Here, appellant was adjudicated delinquent after entering a plea of true to engaging in delinquent conduct by committing the felony offense of aggravated robbery. The trial court sentenced appellant to twenty years' confinement in TJJD, subject to a possible transfer to TDCJ. Several months later, following a hearing, the trial court signed an order transferring appellant to TDJC on his 19th birthday to serve the remainder of his sentence. This appeal from the transfer order followed.
Counsel has discussed that this appeal is without merit and frivolous because the record reflects no reversible error and, in his opinion, there are no grounds upon which an appeal can be predicated. Counsel provides a detailed recitation of the evidence, including references to the record, as well as legal analysis with citations to authority explaining why appellant received the effective representation of counsel at the adjudication hearing and concludes appellant's plea of true at the adjudication hearing was voluntary.

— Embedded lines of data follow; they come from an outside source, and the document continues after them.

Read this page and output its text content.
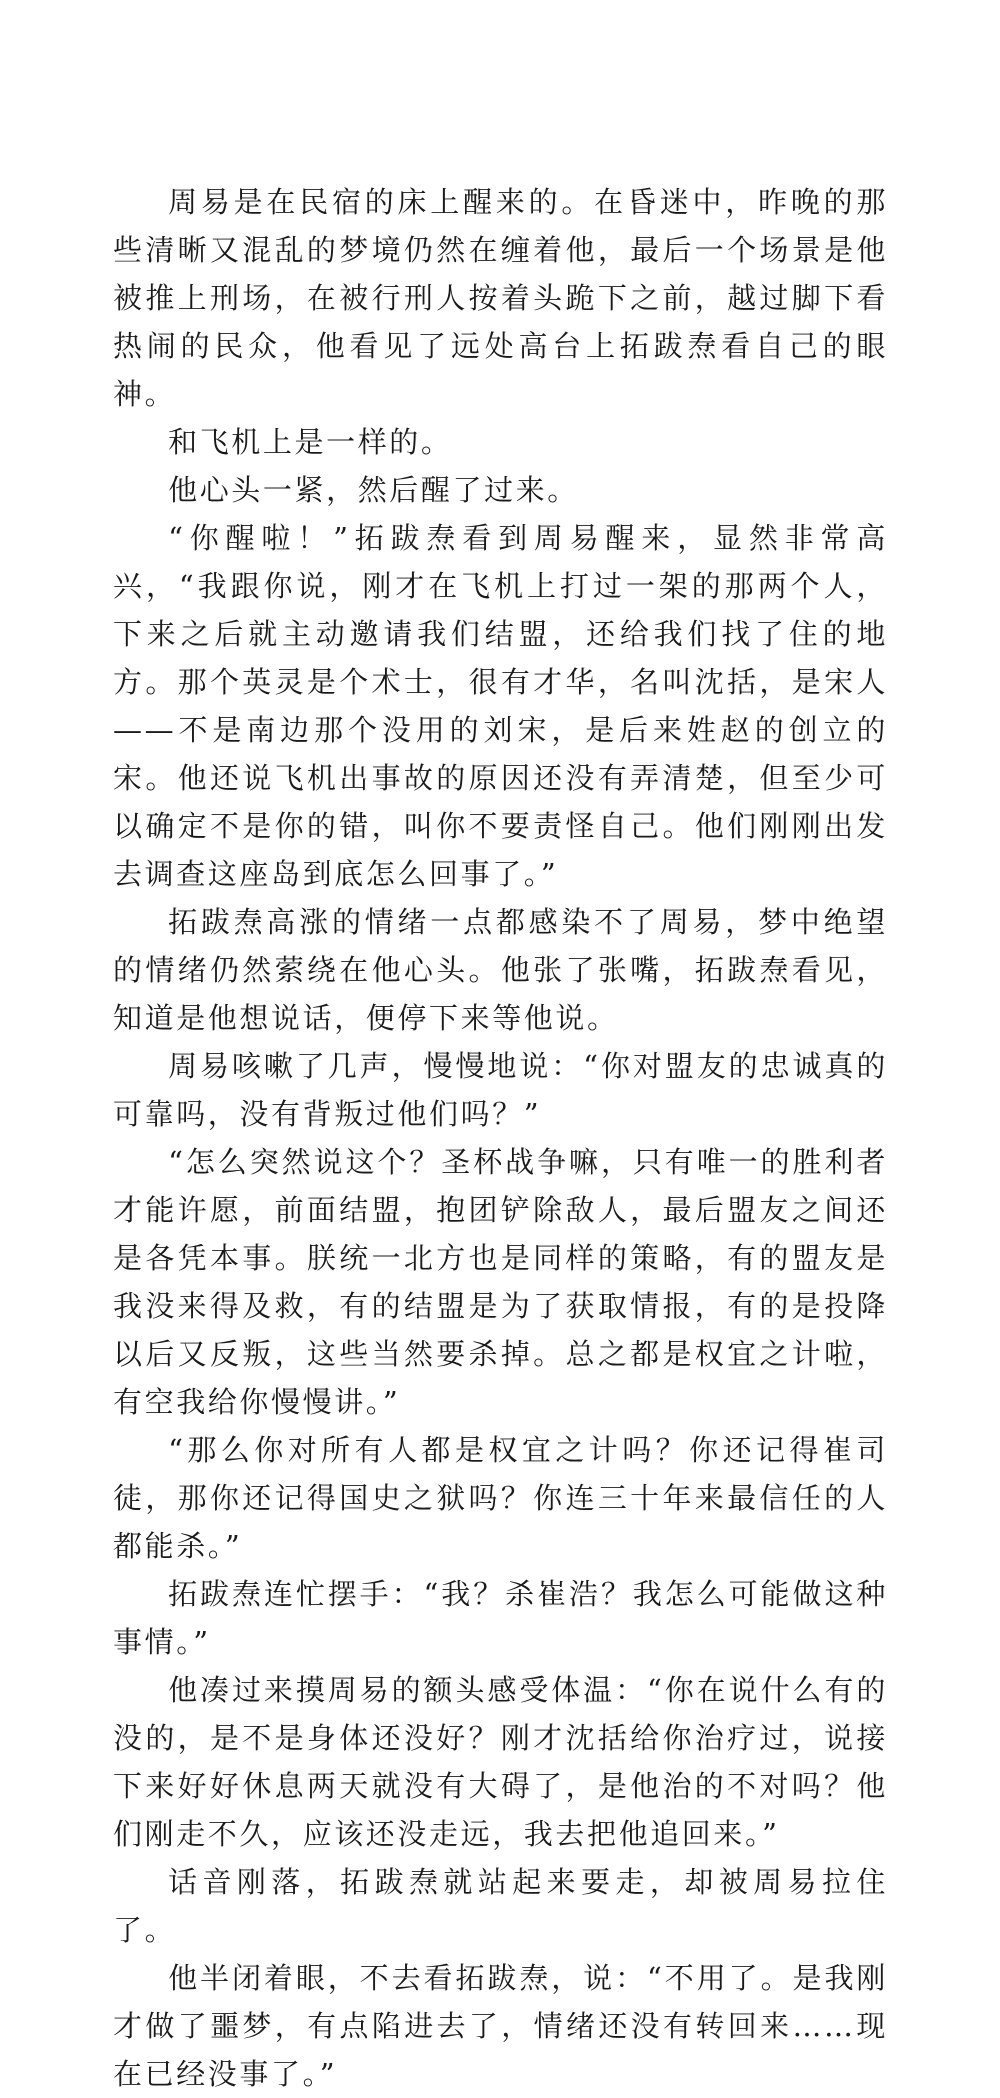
周易是在民宿的床上醒来的。在昏迷中，昨晚的那些清晰又混乱的梦境仍然在缠着他，最后一个场景是他被推上刑场，在被行刑人按着头跪下之前，越过脚下看热闹的民众，他看见了远处高台上拓跋焘看自己的眼神。

和飞机上是一样的。

他心头一紧，然后醒了过来。

“你醒啦！”拓跋焘看到周易醒来，显然非常高兴，“我跟你说，刚才在飞机上打过一架的那两个人，下来之后就主动邀请我们结盟，还给我们找了住的地方。那个英灵是个术士，很有才华，名叫沈括，是宋人——不是南边那个没用的刘宋，是后来姓赵的创立的宋。他还说飞机出事故的原因还没有弄清楚，但至少可以确定不是你的错，叫你不要责怪自己。他们刚刚出发去调查这座岛到底怎么回事了。”

拓跋焘高涨的情绪一点都感染不了周易，梦中绝望的情绪仍然萦绕在他心头。他张了张嘴，拓跋焘看见，知道是他想说话，便停下来等他说。

周易咳嗽了几声，慢慢地说：“你对盟友的忠诚真的可靠吗，没有背叛过他们吗？”

“怎么突然说这个？圣杯战争嘛，只有唯一的胜利者才能许愿，前面结盟，抱团铲除敌人，最后盟友之间还是各凭本事。朕统一北方也是同样的策略，有的盟友是我没来得及救，有的结盟是为了获取情报，有的是投降以后又反叛，这些当然要杀掉。总之都是权宜之计啦，有空我给你慢慢讲。”

“那么你对所有人都是权宜之计吗？你还记得崔司徒，那你还记得国史之狱吗？你连三十年来最信任的人都能杀。”

拓跋焘连忙摆手：“我？杀崔浩？我怎么可能做这种事情。”

他凑过来摸周易的额头感受体温：“你在说什么有的没的，是不是身体还没好？刚才沈括给你治疗过，说接下来好好休息两天就没有大碍了，是他治的不对吗？他们刚走不久，应该还没走远，我去把他追回来。”

话音刚落，拓跋焘就站起来要走，却被周易拉住了。

他半闭着眼，不去看拓跋焘，说：“不用了。是我刚才做了噩梦，有点陷进去了，情绪还没有转回来……现在已经没事了。”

However, this is an appeal following a transfer hearing under family code section 54.11. See Tex. Fam. Code § 54.11. At such hearings, a juvenile is neither being adjudicated nor sentenced. In re D.L. 198 S.W.3d. 228, 230 (Tex. App-San Antonio 2006, pet. denied). Rather, the transfer hearing is a "second chance hearing" after the juvenile has already been sentenced to a determinate number of years. Id. At the transfer hearing, the trial court determines whether the juvenile should be incarcerated or released. Matter of J.M.O., 980 S.W.2d 811, 813 (Tex. App-San Antonio 1998, writ denied). We review a trial court's decision to transfer under an abuse of discretion standard, and we consider the factors listed in section 54.11(k) of the family code. See Tex. Fam. Code 54.11(k); In re J.L.C., 245 S.W.3d 110, 113 (Tex. App.-Dallas 2008, no pet.).
Because Counsel's brief fails to discuss the transfer hearing or address those factors, we conclude the Anders brief in this case does not satisfy Anders briefing requirements. We STRIKE the Anders brief filed in this case on June 10, 2024 and ORDER appointed counsel to file, within TEN DAYS of the date of this order, either a new brief on the merits or a new brief that complies with the uniform Anders briefing requirements. In doing so, we express no opinion as to whether there is, or is not, a potentially meritorious issue in this record; determining whether the form of an Anders brief is sufficient is an inquiry that is legally distinct from determining whether, in substance, counsel has correctly concluded the appeal is wholly frivolous. See Arevalos, 606 S.W.3d 916 n.4; Interest of N.F.M., 582 S.W.3d at 546.